Digital Data Monitoring Is the Foundation for a Sustainable Future
Companies are rightly turning to digital tracking and forecasting tools to streamline and simplify the handling of huge data sets. The most advanced of these tools help them visualize emissions and plan mitigation measures accordingly across the entire value chain. Visualization tools empower them to look holistically across their value chain and develop mitigation options that use smart financing solutions and group different abatement opportunities.
The greater transparency of emissions sources opens up the opportunity to strengthen both internal and external relationships. For example, a system producing accessible dashboards and reports that can be seen by employees can raise awareness of the need to act. These reports could stimulate employee engagement internally and help reduce both emissions and costs. Additionally, a system that can be configured to provide outputs for corporate reporting, such as CDP, can significantly reduce administrative time.
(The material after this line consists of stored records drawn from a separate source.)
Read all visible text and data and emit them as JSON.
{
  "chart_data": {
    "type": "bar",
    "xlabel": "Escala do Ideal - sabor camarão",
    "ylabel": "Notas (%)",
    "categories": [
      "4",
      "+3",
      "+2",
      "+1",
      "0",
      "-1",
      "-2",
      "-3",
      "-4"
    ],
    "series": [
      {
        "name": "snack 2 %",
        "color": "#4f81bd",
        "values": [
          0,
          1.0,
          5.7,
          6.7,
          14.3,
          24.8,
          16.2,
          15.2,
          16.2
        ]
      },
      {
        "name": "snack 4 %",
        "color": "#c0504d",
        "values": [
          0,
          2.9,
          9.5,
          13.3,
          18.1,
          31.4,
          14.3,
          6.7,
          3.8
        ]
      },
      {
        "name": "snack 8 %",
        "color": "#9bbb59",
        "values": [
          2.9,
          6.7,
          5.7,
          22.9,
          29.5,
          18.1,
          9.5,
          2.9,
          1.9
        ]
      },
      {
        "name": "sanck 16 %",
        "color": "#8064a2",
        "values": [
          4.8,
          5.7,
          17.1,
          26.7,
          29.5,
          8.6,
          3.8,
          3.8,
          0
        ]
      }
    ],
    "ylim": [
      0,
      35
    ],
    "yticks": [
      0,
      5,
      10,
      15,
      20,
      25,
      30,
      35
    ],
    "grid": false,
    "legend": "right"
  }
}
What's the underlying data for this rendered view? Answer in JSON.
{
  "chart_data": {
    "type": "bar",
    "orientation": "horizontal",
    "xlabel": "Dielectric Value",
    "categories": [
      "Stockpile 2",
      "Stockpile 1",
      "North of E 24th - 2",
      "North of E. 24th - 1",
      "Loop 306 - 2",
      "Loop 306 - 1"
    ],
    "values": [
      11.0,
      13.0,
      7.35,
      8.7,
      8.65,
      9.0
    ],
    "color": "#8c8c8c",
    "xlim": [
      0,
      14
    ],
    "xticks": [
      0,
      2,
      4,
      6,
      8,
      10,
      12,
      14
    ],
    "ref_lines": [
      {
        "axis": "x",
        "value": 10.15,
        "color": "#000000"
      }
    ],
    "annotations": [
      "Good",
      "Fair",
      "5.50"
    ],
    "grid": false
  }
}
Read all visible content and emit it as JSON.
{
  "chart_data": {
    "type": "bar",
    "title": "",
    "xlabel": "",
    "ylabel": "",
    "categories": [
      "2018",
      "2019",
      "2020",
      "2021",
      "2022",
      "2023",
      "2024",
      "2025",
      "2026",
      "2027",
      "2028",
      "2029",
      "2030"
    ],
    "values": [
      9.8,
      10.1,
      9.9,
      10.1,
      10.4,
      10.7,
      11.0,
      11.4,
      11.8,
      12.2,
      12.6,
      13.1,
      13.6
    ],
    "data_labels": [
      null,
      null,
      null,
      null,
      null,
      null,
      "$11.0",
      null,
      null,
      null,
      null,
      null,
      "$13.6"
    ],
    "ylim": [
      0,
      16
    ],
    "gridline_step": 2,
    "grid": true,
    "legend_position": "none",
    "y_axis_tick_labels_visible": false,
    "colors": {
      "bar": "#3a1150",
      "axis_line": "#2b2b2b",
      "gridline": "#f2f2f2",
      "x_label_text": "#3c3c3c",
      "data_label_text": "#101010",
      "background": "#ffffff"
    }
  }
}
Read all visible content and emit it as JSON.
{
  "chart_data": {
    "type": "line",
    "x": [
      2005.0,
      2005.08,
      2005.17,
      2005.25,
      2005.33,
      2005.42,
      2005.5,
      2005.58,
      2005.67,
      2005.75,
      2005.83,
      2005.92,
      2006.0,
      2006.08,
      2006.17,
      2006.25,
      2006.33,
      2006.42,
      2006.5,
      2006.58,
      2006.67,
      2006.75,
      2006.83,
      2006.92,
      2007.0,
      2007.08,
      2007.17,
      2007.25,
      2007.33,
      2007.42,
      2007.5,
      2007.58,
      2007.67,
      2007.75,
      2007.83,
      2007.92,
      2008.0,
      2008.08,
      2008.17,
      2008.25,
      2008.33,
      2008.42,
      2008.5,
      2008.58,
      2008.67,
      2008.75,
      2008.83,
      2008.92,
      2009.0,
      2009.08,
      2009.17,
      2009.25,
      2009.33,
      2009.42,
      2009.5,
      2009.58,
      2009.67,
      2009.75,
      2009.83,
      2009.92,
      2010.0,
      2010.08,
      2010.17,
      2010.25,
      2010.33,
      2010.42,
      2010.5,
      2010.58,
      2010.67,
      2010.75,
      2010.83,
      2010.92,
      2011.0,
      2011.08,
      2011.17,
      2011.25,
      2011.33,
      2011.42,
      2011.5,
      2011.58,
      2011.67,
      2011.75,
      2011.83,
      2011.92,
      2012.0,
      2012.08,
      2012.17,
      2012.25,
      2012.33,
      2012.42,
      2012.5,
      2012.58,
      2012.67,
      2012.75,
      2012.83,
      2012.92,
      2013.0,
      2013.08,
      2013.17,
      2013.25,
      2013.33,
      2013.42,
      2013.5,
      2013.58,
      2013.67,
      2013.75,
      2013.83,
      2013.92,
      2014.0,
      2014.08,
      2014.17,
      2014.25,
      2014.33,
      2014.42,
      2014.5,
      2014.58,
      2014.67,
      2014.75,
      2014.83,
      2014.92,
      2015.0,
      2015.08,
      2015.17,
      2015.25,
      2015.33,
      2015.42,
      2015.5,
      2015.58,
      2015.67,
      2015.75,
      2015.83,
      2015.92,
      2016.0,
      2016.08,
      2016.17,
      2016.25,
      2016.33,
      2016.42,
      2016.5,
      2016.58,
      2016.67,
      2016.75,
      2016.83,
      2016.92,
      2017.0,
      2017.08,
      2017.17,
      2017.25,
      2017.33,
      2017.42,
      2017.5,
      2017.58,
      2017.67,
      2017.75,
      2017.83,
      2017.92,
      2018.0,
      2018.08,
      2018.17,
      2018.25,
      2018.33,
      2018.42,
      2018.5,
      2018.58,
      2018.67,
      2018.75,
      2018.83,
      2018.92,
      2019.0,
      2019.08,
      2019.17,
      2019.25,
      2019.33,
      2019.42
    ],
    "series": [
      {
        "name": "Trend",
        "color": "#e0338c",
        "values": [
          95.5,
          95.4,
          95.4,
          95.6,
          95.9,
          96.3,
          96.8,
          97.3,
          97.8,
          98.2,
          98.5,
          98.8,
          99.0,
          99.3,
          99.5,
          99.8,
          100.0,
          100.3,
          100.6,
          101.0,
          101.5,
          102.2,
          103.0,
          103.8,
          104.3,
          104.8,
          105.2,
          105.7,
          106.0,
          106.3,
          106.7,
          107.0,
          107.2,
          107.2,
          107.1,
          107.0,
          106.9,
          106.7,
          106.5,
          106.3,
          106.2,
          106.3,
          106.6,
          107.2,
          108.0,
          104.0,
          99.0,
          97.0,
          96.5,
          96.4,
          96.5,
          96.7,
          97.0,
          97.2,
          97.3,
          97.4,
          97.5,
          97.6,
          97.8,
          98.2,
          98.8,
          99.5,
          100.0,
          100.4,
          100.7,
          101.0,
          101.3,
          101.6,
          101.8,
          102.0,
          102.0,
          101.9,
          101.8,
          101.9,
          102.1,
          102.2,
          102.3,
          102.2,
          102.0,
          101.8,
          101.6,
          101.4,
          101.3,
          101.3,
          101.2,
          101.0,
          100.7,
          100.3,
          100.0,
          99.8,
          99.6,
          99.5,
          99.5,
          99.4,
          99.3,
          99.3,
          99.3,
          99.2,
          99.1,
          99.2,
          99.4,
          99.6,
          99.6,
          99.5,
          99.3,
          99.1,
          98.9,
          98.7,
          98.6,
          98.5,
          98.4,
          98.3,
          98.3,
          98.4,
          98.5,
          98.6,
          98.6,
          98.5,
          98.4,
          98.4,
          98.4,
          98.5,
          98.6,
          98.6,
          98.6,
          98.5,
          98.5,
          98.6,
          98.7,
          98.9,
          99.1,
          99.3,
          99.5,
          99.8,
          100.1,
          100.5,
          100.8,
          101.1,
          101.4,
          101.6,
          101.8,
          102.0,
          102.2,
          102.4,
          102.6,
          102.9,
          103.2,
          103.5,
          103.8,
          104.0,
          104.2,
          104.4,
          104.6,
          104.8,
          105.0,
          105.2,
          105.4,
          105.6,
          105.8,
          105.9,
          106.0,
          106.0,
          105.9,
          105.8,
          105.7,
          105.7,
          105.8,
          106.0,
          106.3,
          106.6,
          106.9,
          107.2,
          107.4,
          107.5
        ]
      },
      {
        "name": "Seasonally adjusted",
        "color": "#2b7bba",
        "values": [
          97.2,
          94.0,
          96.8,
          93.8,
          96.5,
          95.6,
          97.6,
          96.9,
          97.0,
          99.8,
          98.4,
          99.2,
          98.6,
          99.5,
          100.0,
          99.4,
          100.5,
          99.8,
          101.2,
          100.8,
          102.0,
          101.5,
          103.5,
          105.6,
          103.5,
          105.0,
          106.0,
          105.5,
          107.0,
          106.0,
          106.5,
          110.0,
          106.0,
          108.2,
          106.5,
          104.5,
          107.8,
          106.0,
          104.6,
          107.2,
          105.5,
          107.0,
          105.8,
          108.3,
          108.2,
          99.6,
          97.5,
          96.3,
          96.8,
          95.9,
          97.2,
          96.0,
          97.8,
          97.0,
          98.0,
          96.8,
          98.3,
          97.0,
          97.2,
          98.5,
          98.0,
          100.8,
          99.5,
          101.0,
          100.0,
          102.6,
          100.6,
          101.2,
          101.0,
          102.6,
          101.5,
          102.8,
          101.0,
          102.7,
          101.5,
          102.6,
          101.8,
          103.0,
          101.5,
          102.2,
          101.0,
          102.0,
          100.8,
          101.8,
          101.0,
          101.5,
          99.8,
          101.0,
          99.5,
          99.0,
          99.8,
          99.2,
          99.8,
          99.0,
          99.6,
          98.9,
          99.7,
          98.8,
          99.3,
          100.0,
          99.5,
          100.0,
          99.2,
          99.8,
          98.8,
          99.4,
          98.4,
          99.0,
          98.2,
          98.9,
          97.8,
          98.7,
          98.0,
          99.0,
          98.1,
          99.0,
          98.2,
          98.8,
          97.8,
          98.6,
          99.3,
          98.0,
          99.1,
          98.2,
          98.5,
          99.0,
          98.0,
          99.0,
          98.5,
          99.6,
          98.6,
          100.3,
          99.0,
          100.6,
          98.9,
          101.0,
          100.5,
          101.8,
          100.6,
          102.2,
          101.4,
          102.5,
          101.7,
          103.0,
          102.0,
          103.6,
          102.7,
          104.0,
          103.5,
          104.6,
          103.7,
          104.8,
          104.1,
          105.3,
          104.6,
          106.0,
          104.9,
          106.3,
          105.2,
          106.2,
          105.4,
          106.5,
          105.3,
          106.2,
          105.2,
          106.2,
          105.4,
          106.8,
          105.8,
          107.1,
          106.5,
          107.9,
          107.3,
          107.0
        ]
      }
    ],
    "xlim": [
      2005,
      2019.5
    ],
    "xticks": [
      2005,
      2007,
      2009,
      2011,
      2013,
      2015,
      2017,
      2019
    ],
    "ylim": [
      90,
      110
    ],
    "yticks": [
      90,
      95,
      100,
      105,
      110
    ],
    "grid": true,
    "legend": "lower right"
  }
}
It can also increase reassurance to investors that the company has a clear corporate sustainability strategy.
Using a system that enables suppliers to directly engage with the organization through, for example, cloud-based portals to enter supply data can identify opportunities both within the organization and the supply chain to reduce Scope 3 emissions. Greater connectivity with key suppliers can strengthen relationships and potentially reduce costs for both parties.
Ultimately, you cannot manage what you cannot monitor. Digital systems like Guidehouse Papaya™ can underpin a company’s sustainability journey, highlighting where actions can be taken, and future-proofing companies against potential risks.